Across Colorado, solar panels are becoming a more common energy source for both commercial roofing and residences alike. Whether you have solar panels on your rooftop or not, your energy usage could still be drawn from solar power. Most homes that have made the switch to solar panels don’t end up using all the energy these panels create. Therefore the surplus energy is sent back to the energy grid which utility companies can resell to other customers. The practice known as “net metering” is mutually beneficial to those with rooftop solar panel installations as well as the utility company; solar customers receive credit for the excess units of energy put back to the grid and energy companies benefit from strengthened grid security and decreased need for more transmission lines or infrastructure. Of course the environmental benefits are also far reaching: cleaner air, water, and climate.

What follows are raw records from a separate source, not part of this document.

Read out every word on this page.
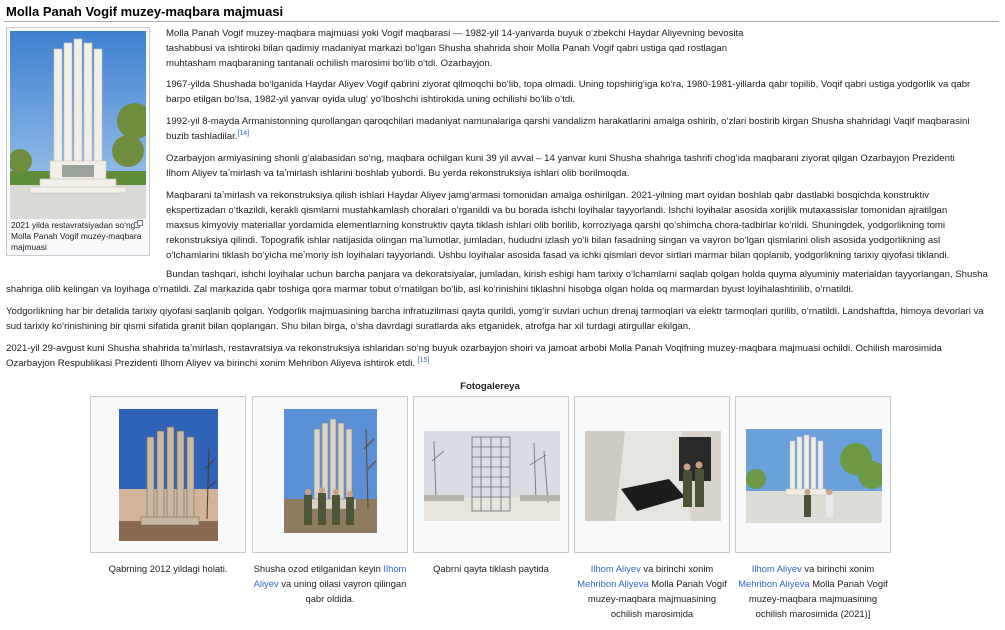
Molla Panah Vogif muzey-maqbara majmuasi
2021 yilda restavratsiyadan so‘ng Molla Panah Vogif muzey-maqbara majmuasi

Molla Panah Vogif muzey-maqbara majmuasi yoki Vogif maqbarasi — 1982-yil 14-yanvarda buyuk oʻzbekchi Haydar Aliyevning bevosita tashabbusi va ishtiroki bilan qadimiy madaniyat markazi boʻlgan Shusha shahrida shoir Molla Panah Vogif qabri ustiga qad rostlagan muhtasham maqbaraning tantanali ochilish marosimi boʻlib oʻtdi. Ozarbayjon.

1967-yilda Shushada boʻlganida Haydar Aliyev Vogif qabrini ziyorat qilmoqchi boʻlib, topa olmadi. Uning topshirigʻiga koʻra, 1980-1981-yillarda qabr topilib, Voqif qabri ustiga yodgorlik va qabr barpo etilgan boʻlsa, 1982-yil yanvar oyida ulugʻ yoʻlboshchi ishtirokida uning ochilishi boʻlib oʻtdi.

1992-yil 8-mayda Armanistonning qurollangan qaroqchilari madaniyat namunalariga qarshi vandalizm harakatlarini amalga oshirib, oʻzlari bostirib kirgan Shusha shahridagi Vaqif maqbarasini buzib tashladilar.[14]

Ozarbayjon armiyasining shonli gʻalabasidan soʻng, maqbara ochilgan kuni 39 yil avval – 14 yanvar kuni Shusha shahriga tashrifi chogʻida maqbarani ziyorat qilgan Ozarbayjon Prezidenti Ilhom Aliyev taʼmirlash va taʼmirlash ishlarini boshlab yubordi. Bu yerda rekonstruksiya ishlari olib borilmoqda.

Maqbarani taʼmirlash va rekonstruksiya qilish ishlari Haydar Aliyev jamgʻarmasi tomonidan amalga oshirilgan. 2021-yilning mart oyidan boshlab qabr dastlabki bosqichda konstruktiv ekspertizadan oʻtkazildi, kerakli qismlarni mustahkamlash choralari oʻrganildi va bu borada ishchi loyihalar tayyorlandi. Ishchi loyihalar asosida xorijlik mutaxassislar tomonidan ajratilgan maxsus kimyoviy materiallar yordamida elementlarning konstruktiv qayta tiklash ishlari olib borilib, korroziyaga qarshi qoʻshimcha chora-tadbirlar koʻrildi. Shuningdek, yodgorlikning tomi rekonstruksiya qilindi. Topografik ishlar natijasida olingan maʼlumotlar, jumladan, hududni izlash yoʻli bilan fasadning singan va vayron boʻlgan qismlarini olish asosida yodgorlikning asl oʻlchamlarini tiklash boʻyicha meʼmoriy ish loyihalari tayyorlandi. Ushbu loyihalar asosida fasad va ichki qismlari devor sirtlari marmar bilan qoplanib, yodgorlikning tarixiy qiyofasi tiklandi.

Bundan tashqari, ishchi loyihalar uchun barcha panjara va dekoratsiyalar, jumladan, kirish eshigi ham tarixiy oʻlchamlarni saqlab qolgan holda quyma alyuminiy materialdan tayyorlangan, Shusha shahriga olib kelingan va loyihaga oʻrnatildi. Zal markazida qabr toshiga qora marmar tobut oʻrnatilgan boʻlib, asl koʻrinishini tiklashni hisobga olgan holda oq marmardan byust loyihalashtirilib, oʻrnatildi.

Yodgorlikning har bir detalida tarixiy qiyofasi saqlanib qolgan. Yodgorlik majmuasining barcha infratuzilmasi qayta qurildi, yomgʻir suvlari uchun drenaj tarmoqlari va elektr tarmoqlari qurilib, oʻrnatildi. Landshaftda, himoya devorlari va sud tarixiy koʻrinishining bir qismi sifatida granit bilan qoplangan. Shu bilan birga, oʻsha davrdagi suratlarda aks etganidek, atrofga har xil turdagi atirgullar ekilgan.

2021-yil 29-avgust kuni Shusha shahrida taʼmirlash, restavratsiya va rekonstruksiya ishlaridan soʻng buyuk ozarbayjon shoiri va jamoat arbobi Molla Panah Voqifning muzey-maqbara majmuasi ochildi. Ochilish marosimida Ozarbayjon Respublikasi Prezidenti Ilhom Aliyev va birinchi xonim Mehribon Aliyeva ishtirok etdi. [15]

Fotogalereya
Qabrning 2012 yildagi holati.	Shusha ozod etilganidan keyin Ilhom Aliyev va uning oilasi vayron qilingan qabr oldida.
Qabrni qayta tiklash paytida	Ilhom Aliyev va birinchi xonim Mehribon Aliyeva Molla Panah Vogif muzey-maqbara majmuasining ochilish marosimida
Ilhom Aliyev va birinchi xonim Mehribon Aliyeva Molla Panah Vogif muzey-maqbara majmuasining ochilish marosimida (2021)]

So what’s the catch? Xcel Energy wants to change its current net metering policies, slashing the credits given to solar customers by more than half. Xcel currently pays 10.5 cents per kilowatt hour produced by rooftop solar installations. Their new proposal will pay just 4.6 cents. Coloradans are outraged by the enormous step backwards and after gathering 30,000 signatures to petition Xcel, the battle is on. Public Opinion Strategies and Keating Research, Inc. conducted a poll showing that 4 out of 5 Colorado voters oppose Xcel’s proposition to change their current policy. Additionally, the poll revealed 78% of Coloradans support the practice of net metering.

If we look to other states such as Louisiana, Idaho, California, and Arizona, big name energy companies have repeatedly tried and repeatedly failed to stop solar initiatives. Solar energy is the wave of the future so rather than fighting it’s progression, it’s time to energy companies to get on board. “At a time when solar is more affordable than ever, Xcel should work to expand private investment in solar generation and the many environmental and public health benefits it delivers to Coloradans. Instead, the utility’s proposal would actively discourage its customers from investing in solar to prop up Xcel’s outdated business model. It makes no sense,” said Bryce Carter, organizer with the Sierra Club Colorado Beyond Coal Campaign.